I think it started yesterday, in fact. A little question in my head, “What will I write about tomorrow morning?”
I scanned back over my week, hoping something would pop out at me — an epiphany, an interaction, a realization, an observation. Nothing.
This morning, after my meditation, I started the water to boil for coffee. And then I started the dishwasher to run. And then I almost started washing the pot from last night’s spaghetti that was left soaking overnight.
Procrastinating writers must have very clean kitchens.
So, I came back to my desk, opened my notebook, and set my timer for five minutes. I looked at my list of prompts: “I’m thinking about.” Ok, go.
I wrote half of that five minutes about why I couldn’t find anything to write about.
And then, as the timer was going off, I wrote, “maybe I’m trying too hard.”
Think of something you love doing: for me I would pick running or writing or playing the piano. When I am truly doing any of those things for me and without an agenda or expectation, I feel free. I feel like I could do it forever. It’s a flow state, it’s a wave of momentum, it’s tapping into some part of me that just wants to be free. It comes naturally, and even if it’s hard or I’m tired, I at least trust myself that I know how to do it. The fundamentals are there.
Now, think of something you’re learning to do. Maybe something you have to think a lot about. For me, I would pick learning how to kiteboard. The moments of flow and ease are far between moments of remembering what to do and crashing and failing and ohmygodI’muppleasedon’tfall. Each time I go out, the ratio of those moments shifts, and I get glimpses into the future of feeling like, yeah, I got this. I’ve noticed that the moment I start thinking too hard about where the kite needs to go and where my board is and ten steps into the future, I start overflying the kite, I start trying to force myself to stand up, and I fall.
This tendency to try too hard is, for me, more apparent with activities I’m not as comfortable with or that are new.

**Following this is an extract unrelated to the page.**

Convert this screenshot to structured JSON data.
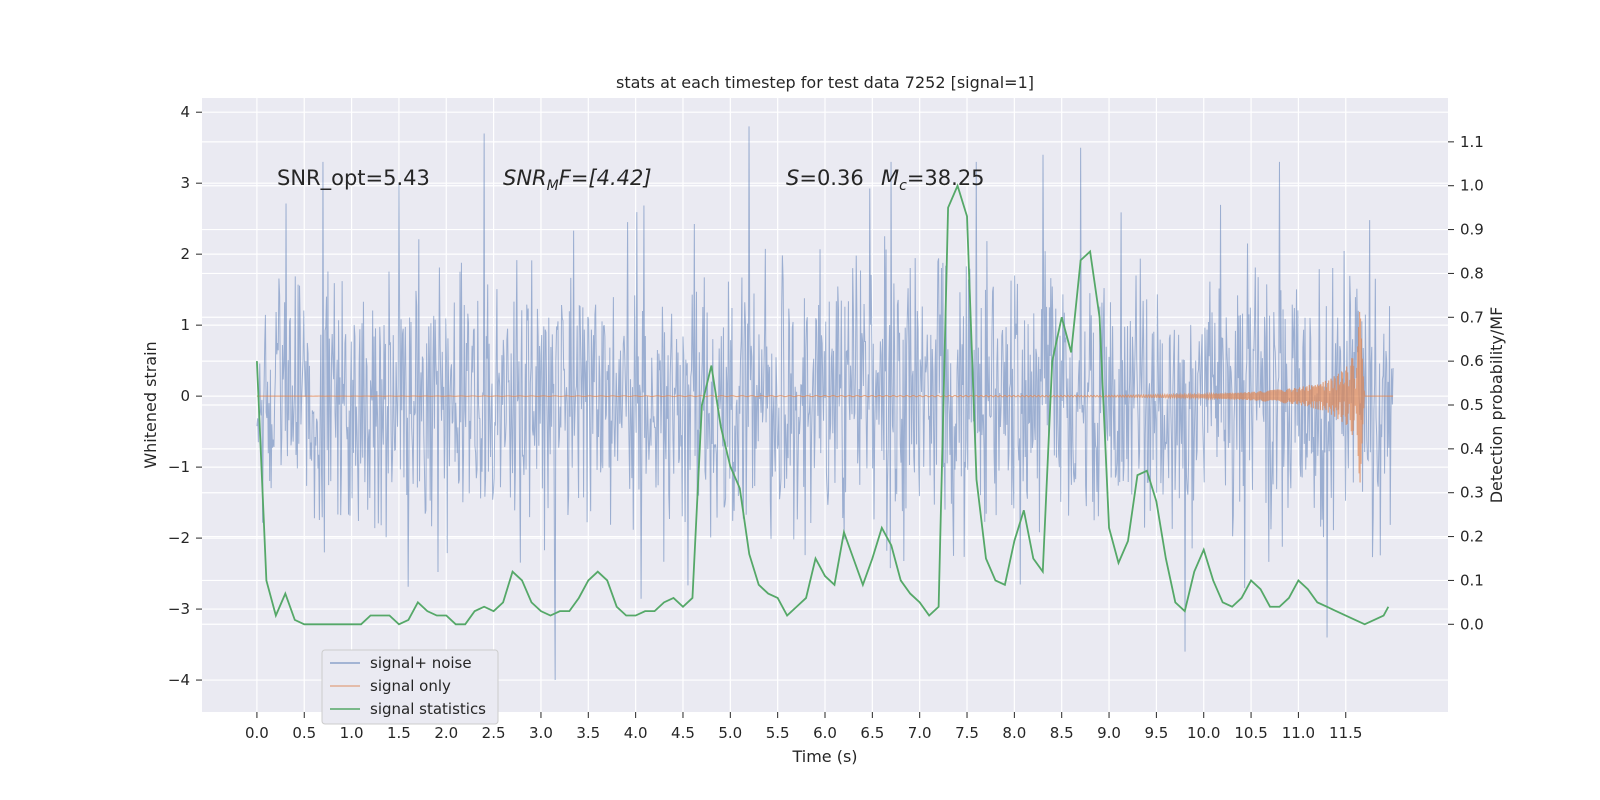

It’s easier to make the connection between force leading to tension, and trust leading to ease. As soon as I bring myself back to the basics, things start to flow again, and the tension eases.
But it’s easy to overthink even those things I love to do. The aspect of running and writing that make them joyful for me is the fact that I can just let it pour out of me. Even if I have a goal in mind, either a pace or a word count, if I focus on the process rather than the outcome, the miles will tick by, the words will come, and I’ll meet my goal because I was enjoying the process.
The moment I switch to focusing on the outcome, I start trying to force it to happen. I strain and agonize, I get hung up on what’s not going right, I get angry and say things like, “why can’t I just” or “if only I could” or “I should just be able to.” It’s a vicious cycle, as soon as that mindset takes over, it’s so hard to turn it off. The more I force, the more I feel tension, and the more I want to succeed at whatever I’m doing in order to ease the tension, so I force more.
The moment I let go, I give myself permission to just do the thing without expectation, without judgment. Run for the sake of running. Write for the sake of writing. Because it’s fun, because it brings me joy, because it makes me feel alive.
The moment I let go, my voice has a chance to be heard, and I can tap into my inner core, the part of me that hasn’t succumbed to the shoulds and have-tos of the world, the part of me that runs like a child through the field, that writes stories with fervor just to see what happens, that plays and laughs and gets up after she falls, eager to do it again.